Mapping of PU.1-binding in Mo-DC. (A) Relative expression (mRNA-sequencing) of mRNAs encoding ETS family members in immature Mo-DCs. (B) PU.1-ocuppied sites (ChIP-sequencing) were analyzed in the promoter regions of genes that are deacetylated and silenced >5-fold (left column), induced >5-fold (center column), or exhibit no change in expression (right column) in Mo-DCs after 1 h of LPS treatment. Panels show the percent of genes having at least 1 PU.1 peak within a window of the indicated size centered on the TSS (first row), the percent of genes containing at least 1 PU.1 peak within the indicated distance upstream or downstream of the TSS (second row), heat maps indicating the positions of PU.1 peaks (black lines) within 4 kb regions centered on the TSS (third row) and the percent of genes having at least one PU.1 peak situated at the indicated distance upstream or downstream of the TSS (bottom row).
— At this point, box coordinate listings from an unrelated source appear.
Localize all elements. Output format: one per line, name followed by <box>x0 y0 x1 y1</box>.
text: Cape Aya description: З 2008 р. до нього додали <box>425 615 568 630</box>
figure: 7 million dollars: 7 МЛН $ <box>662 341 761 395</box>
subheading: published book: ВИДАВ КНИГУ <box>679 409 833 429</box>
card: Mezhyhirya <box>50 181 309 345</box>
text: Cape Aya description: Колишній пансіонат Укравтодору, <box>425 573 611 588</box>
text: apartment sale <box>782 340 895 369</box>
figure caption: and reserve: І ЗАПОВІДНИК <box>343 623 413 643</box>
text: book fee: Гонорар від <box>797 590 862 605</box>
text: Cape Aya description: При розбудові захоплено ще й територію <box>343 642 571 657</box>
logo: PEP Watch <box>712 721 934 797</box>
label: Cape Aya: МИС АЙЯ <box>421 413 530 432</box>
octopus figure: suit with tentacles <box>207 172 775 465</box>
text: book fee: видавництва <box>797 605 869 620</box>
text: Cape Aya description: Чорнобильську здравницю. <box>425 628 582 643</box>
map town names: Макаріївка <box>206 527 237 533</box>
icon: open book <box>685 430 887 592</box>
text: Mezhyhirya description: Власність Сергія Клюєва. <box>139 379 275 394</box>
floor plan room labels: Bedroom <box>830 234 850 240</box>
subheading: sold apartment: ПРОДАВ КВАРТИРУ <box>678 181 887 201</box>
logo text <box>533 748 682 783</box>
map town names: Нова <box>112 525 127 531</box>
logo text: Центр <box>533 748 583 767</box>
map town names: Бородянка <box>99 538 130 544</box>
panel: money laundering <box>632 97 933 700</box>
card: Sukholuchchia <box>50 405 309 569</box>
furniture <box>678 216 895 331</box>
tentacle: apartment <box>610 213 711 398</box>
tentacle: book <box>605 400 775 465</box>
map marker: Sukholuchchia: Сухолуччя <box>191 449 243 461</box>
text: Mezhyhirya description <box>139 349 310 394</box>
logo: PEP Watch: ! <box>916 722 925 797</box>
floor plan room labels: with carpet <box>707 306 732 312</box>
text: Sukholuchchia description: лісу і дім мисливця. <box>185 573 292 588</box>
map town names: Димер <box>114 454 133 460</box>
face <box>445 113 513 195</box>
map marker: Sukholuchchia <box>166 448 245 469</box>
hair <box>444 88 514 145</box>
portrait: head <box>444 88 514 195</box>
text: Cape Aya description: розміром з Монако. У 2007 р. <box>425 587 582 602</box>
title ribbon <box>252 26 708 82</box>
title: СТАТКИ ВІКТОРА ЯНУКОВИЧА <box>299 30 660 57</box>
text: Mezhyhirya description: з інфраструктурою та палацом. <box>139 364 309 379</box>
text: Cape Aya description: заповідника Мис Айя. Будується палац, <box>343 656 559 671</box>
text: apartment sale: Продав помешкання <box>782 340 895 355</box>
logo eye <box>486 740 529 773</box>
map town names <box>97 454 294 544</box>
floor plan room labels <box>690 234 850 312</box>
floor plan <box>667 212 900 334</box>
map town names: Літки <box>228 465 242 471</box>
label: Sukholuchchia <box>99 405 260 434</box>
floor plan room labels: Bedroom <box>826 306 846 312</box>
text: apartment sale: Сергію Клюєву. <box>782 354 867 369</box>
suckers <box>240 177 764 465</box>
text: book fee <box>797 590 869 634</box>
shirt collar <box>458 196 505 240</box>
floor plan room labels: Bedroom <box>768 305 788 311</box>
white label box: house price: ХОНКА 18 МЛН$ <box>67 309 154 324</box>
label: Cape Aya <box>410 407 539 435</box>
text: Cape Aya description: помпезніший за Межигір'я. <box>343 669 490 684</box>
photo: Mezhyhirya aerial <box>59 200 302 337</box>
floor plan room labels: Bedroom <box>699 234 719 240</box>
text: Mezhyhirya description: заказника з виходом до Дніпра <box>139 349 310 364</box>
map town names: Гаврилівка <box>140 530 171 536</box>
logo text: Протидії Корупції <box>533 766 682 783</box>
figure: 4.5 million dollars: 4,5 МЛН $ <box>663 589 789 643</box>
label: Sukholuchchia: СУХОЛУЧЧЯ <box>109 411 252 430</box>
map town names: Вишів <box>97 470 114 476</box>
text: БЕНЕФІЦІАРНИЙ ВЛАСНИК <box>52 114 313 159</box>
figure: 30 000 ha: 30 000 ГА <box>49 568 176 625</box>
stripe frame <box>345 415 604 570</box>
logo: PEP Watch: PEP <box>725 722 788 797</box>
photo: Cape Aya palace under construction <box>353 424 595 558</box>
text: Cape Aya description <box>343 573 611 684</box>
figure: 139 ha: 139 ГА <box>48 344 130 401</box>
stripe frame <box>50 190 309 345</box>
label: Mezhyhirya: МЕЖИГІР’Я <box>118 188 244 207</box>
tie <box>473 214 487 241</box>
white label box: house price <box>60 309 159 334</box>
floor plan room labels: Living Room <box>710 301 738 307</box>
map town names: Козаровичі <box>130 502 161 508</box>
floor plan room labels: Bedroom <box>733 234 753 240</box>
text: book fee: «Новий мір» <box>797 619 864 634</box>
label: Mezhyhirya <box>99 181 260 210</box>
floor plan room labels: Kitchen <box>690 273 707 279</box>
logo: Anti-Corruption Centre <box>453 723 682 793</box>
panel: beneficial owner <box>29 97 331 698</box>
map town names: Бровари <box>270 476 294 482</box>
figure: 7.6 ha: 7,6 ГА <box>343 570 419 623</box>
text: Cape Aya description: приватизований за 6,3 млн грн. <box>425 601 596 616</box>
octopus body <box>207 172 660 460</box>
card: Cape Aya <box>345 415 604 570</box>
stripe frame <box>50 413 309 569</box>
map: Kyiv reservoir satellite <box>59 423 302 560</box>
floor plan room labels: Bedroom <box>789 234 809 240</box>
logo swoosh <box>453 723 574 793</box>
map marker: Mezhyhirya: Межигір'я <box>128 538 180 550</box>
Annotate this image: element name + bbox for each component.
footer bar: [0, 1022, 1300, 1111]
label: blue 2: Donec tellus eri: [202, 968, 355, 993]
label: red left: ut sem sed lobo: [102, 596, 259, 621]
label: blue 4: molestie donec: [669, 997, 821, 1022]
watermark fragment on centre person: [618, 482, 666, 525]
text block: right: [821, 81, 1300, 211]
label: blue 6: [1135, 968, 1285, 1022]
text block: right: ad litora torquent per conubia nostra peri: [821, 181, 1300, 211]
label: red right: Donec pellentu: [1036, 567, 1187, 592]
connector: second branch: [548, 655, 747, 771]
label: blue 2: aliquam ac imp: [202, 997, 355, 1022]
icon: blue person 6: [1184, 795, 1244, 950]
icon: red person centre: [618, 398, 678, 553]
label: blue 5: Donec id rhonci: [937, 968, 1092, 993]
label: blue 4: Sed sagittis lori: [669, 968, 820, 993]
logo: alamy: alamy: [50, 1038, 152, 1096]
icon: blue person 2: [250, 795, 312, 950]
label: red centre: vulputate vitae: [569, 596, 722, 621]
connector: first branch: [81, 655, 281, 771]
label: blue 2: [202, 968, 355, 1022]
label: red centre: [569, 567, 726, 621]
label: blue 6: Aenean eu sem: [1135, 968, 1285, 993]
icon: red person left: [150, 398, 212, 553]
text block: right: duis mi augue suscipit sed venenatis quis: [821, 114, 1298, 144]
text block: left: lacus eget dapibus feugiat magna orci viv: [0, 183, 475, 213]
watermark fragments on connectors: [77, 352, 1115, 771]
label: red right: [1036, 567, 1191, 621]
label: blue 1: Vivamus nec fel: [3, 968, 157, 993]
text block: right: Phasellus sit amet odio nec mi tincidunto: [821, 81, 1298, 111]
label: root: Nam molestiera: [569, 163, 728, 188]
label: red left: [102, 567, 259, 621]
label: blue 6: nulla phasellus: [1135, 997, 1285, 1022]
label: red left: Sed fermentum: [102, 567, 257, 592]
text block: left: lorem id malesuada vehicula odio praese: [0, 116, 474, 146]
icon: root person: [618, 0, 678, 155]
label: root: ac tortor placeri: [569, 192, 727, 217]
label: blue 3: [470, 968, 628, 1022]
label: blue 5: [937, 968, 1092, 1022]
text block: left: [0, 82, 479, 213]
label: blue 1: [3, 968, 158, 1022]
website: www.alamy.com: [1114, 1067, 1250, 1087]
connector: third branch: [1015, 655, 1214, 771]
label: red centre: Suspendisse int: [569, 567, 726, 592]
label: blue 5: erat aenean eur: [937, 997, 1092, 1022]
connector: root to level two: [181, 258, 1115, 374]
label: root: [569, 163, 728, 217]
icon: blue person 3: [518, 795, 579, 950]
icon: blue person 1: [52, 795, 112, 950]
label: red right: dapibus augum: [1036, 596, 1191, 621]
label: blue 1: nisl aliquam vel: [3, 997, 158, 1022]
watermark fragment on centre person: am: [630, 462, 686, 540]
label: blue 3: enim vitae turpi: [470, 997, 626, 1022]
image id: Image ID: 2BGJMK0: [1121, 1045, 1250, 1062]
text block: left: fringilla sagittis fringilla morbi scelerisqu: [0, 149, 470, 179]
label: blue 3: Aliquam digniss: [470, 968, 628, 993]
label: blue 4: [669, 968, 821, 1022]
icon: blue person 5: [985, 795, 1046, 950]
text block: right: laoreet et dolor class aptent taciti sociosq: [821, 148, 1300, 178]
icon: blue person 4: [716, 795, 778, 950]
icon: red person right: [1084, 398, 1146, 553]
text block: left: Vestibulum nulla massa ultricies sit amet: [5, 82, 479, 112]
In all graphs, the entire set of human genes was used as baseline reference. RPKM, reads per kb per million.

Figure 7.

Functional relevance of rapid transcriptional silencing in activated DCs. (A) Schematic summary of signal-transduction pathways and functional consequences triggered by TLR-engagement in DCs: our results define a novel primary silencing pathway that is distinct from known gene induction mechanisms and modulates key processes during DC maturation. The silencing mechanism affects the expression of pivotal proteins (red boxes) implicated in: (B) TLR signaling (MKK6), (C) CLR signaling (SYK), (D) PI3K-Akt signaling (PI3K) and (E) icosanoid biosynthesis (LTA4H, 15-LOX, COX1).